Comment 1 Sean Bruno freebsd_committer 2016-01-10 18:50:19 UTC
I don't know enough to verify as a real bug, adding some folks who might have a grasp of what's going on here.
Comment 2 Konstantin Belousov freebsd_committer 2016-01-10 19:22:43 UTC
(In reply to Sean Bruno from comment #1)
I think replacing 1 with 0 in the sys/dev/netmap/netmap_freebsd.c:netmap_kqfilter(), the call to knlist_add() would fix the issue at hand.

But the panic probably means that netmap authors never ever run the code with INVARIANTS and WITNESS.

Also, there are other comments in the netmap_freebsd.c, esp. about 'not even munmap() on close()' which are, together with conslusions made, at least strange.
Comment 3 David Bright freebsd_committer 2018-07-31 01:50:50 UTC
Logged as netmap issue #521: https://github.com/luigirizzo/netmap/issues/521
Comment 4 David Bright freebsd_committer 2018-07-31 01:55:23 UTC
(In reply to Konstantin Belousov from comment #2)

I've verified that the change suggested by kib@ does, indeed, avoid the panic. I've submitted a pull request upstream to make that change. I don't know if we want a local fix in the meantime or not. Adding mmacy@ for an opinion as the commit log indicates he has been syncing with upstream recently.
Comment 5 David Bright freebsd_committer 2018-08-21 18:27:37 UTC
This bug has been fixed in upstream (netmap PR #520).
Comment 6 David Bright freebsd_committer 2018-11-30 02:05:33 UTC
(In reply to David Bright from comment #5)

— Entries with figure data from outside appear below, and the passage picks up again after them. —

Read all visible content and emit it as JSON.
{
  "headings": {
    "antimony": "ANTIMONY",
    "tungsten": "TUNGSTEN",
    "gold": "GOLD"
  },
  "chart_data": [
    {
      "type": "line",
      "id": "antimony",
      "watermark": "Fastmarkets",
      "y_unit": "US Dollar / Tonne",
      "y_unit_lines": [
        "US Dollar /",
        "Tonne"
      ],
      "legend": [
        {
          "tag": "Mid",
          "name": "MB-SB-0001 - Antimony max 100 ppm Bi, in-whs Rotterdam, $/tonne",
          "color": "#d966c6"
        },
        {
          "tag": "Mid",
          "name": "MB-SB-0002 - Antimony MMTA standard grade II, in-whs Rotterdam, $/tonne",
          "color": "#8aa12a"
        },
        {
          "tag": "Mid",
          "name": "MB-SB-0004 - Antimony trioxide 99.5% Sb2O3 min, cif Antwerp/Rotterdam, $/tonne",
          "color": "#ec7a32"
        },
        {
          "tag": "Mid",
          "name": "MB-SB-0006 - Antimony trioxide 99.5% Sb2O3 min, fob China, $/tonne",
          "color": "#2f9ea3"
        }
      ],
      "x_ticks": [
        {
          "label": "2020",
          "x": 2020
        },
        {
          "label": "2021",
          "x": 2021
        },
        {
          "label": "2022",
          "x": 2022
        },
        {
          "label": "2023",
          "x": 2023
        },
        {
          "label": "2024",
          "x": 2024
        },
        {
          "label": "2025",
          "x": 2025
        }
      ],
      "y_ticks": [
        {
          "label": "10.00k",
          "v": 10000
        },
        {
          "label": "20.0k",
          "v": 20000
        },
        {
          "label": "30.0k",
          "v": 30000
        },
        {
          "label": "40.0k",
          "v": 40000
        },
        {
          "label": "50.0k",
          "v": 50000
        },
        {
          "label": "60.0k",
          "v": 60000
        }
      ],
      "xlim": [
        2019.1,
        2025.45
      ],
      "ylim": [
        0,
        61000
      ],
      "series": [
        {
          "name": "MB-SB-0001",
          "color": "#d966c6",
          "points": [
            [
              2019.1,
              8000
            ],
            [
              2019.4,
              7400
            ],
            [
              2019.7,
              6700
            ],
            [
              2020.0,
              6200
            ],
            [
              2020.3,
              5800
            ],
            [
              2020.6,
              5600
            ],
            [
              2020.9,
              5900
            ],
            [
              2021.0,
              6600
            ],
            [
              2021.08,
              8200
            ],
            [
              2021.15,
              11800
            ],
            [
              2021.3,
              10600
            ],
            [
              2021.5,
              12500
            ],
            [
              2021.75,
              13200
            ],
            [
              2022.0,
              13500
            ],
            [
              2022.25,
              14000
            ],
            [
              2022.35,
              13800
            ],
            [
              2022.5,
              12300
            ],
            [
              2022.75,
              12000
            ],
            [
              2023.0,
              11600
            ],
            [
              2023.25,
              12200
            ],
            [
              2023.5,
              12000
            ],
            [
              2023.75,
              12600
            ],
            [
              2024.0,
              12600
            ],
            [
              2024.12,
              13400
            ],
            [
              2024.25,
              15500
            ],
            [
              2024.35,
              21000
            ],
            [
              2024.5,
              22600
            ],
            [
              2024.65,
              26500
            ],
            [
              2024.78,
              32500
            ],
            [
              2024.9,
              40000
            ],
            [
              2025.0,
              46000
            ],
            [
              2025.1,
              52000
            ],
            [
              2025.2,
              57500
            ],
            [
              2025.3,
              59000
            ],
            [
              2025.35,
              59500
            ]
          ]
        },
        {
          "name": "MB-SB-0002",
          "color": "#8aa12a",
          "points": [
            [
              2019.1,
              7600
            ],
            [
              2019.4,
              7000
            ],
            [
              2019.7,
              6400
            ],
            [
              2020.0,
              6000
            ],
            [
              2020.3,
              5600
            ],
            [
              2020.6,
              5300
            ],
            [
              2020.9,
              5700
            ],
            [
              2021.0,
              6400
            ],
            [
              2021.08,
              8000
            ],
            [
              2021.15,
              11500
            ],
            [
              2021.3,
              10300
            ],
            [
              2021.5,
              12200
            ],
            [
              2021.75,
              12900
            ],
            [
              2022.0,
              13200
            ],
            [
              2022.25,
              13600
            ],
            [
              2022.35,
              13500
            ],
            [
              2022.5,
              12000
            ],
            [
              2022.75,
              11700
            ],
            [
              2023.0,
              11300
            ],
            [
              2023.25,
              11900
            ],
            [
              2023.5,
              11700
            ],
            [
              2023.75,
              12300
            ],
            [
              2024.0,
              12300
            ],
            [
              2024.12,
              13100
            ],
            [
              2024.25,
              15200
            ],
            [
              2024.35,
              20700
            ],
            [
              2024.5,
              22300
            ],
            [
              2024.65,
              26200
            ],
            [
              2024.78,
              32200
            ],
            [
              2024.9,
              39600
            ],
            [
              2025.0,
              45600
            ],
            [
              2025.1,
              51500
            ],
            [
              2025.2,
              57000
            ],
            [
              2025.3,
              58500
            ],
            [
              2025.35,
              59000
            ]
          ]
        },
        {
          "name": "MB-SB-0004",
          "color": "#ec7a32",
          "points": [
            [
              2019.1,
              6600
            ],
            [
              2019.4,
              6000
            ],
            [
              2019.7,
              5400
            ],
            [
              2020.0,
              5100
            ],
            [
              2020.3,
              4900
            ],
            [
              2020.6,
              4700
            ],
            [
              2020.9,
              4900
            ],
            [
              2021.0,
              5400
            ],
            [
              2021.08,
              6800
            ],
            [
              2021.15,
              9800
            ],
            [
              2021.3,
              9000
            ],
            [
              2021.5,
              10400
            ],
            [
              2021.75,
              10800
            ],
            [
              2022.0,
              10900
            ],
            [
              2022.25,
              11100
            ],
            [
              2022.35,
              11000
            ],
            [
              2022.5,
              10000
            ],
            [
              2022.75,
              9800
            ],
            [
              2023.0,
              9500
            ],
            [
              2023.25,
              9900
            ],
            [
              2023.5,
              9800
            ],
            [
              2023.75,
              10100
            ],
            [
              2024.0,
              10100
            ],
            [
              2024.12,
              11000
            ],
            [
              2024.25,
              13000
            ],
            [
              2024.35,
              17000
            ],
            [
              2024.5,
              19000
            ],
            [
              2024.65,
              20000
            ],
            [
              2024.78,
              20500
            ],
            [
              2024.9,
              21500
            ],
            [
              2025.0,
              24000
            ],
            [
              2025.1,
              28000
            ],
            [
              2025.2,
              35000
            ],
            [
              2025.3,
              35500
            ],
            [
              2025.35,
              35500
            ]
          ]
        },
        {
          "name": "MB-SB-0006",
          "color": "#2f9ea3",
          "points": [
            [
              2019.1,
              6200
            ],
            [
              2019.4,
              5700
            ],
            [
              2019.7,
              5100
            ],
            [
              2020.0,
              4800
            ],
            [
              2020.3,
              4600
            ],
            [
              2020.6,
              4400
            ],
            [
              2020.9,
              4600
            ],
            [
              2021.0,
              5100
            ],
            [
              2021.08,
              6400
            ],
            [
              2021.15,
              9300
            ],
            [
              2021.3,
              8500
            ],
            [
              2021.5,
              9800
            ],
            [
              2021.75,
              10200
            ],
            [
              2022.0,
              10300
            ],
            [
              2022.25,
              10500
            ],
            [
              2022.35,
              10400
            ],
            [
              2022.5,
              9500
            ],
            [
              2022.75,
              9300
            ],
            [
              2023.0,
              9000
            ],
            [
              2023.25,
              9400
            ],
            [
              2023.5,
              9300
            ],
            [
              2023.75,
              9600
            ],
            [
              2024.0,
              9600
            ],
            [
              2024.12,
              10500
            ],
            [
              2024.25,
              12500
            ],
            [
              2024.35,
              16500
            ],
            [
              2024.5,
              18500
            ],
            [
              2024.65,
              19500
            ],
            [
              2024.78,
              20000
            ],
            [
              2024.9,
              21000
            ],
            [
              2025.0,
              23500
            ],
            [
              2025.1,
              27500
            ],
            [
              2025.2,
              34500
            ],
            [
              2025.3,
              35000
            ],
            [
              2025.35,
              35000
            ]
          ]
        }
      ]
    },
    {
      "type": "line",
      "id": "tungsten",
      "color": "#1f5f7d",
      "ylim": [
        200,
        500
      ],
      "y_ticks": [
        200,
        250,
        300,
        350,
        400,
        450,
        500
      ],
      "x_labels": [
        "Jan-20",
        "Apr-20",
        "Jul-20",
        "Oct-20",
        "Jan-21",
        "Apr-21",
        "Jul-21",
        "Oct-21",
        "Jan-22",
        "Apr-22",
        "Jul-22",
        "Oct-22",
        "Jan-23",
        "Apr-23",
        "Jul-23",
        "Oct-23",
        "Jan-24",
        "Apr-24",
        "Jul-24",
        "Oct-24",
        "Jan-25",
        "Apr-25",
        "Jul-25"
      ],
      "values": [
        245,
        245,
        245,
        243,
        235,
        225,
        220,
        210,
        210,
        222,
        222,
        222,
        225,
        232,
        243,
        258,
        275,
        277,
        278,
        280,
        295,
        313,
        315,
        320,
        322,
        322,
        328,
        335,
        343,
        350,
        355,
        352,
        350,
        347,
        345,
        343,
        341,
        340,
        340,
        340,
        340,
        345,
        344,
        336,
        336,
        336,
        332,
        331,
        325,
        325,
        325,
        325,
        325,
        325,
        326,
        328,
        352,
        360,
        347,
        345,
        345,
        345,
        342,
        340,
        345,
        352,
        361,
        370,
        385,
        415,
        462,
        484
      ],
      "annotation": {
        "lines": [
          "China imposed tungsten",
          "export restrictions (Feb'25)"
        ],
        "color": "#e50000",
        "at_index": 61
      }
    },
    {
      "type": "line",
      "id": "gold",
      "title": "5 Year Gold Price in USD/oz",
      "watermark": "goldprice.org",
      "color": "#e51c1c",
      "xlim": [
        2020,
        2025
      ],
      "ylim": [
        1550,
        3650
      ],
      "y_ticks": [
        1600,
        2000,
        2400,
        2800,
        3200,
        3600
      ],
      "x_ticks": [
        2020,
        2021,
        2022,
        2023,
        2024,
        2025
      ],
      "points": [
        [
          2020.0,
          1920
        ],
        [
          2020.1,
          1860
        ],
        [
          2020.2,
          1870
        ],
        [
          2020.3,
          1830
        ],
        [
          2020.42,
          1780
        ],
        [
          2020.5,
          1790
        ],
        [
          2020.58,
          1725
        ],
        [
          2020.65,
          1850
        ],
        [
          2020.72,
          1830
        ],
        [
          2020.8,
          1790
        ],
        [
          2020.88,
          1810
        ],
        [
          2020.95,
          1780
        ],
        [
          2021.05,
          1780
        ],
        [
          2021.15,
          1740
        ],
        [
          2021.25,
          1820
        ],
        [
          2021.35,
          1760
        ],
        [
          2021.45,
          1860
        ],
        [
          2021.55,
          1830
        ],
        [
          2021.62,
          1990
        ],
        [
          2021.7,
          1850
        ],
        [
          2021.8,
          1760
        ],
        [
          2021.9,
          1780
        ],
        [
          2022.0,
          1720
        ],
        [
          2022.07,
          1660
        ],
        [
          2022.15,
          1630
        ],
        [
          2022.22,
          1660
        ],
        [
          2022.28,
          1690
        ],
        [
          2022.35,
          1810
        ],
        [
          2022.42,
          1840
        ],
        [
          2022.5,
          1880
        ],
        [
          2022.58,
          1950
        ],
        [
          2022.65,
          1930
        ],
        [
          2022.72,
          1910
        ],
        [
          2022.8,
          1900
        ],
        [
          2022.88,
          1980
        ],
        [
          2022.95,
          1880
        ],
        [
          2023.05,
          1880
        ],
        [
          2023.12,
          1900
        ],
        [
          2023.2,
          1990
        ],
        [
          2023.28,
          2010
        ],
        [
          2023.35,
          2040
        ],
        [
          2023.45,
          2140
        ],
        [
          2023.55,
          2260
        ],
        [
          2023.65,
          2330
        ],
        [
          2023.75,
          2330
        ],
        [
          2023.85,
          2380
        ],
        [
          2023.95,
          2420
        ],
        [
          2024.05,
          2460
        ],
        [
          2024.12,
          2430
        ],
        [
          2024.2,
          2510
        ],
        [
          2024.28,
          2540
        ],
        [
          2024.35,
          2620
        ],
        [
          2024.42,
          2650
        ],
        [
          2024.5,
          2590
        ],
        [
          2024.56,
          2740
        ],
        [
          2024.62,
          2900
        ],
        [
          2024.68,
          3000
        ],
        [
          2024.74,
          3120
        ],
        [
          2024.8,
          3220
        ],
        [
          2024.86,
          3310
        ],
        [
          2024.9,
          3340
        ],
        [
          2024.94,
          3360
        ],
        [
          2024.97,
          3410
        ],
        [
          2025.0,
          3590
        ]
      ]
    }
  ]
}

This fix was (accidentally) committed in base r337812 and incorporated into the upcoming 12.0-RELEASE; I just noticed that now when I went to MFC that commit to stable/11. Noting the commit now, considerably after the fact. Also, flagging this as MFC-ed to stable/12 as it actually was committed before 12.0-RELEASE.
Comment 7 commit-hook freebsd_committer 2018-11-30 02:07:28 UTC
A commit references this bug:

Author: dab
Date: Fri Nov 30 02:06:32 UTC 2018
New revision: 341275
URL: https://svnweb.freebsd.org/changeset/base/341275

  MFC r337812,r337814,r337820,r341068:

  Fix several memory leaks (r337812 & r337814).

  The libkqueue tests have several places that leak memory by using an
  idiom like:


  Rework to save the pointer returned from kevent_to_str() and then
  free() it after it has been used.

  r337812 also fixed a bug in the netmap kevent code. The inclusion of
  that fix was an oversight that I didn't notice until this
  MFC. Reference the code review and PR here in the MFC for

  r337820 & r341068 were white-space only changes as a follow-up to
  r337812 & r337814:

  After r337820, which "corrected" some spaces-instead-of-tab whitespace
  issues in the libkqueue tests, jmg@ pointed out that these files were
  originally space-based, not tab-spaced, and so the correction should
  have been to get rid of the tabs that had been introduced in previous
  changes, not the spaces. This change does that. This is a whitespace
  only change; no functional change is intended.

  PR:  206053
  Differential Revision:    https://reviews.freebsd.org/D16531
  Sponsored by:	Dell EMC Isilon

_U  stable/11/
Comment 8 David Bright freebsd_committer 2018-11-30 02:12:15 UTC
I'm going to close this as fixed in 11 & 12. I don't intend to try to MFC to 10.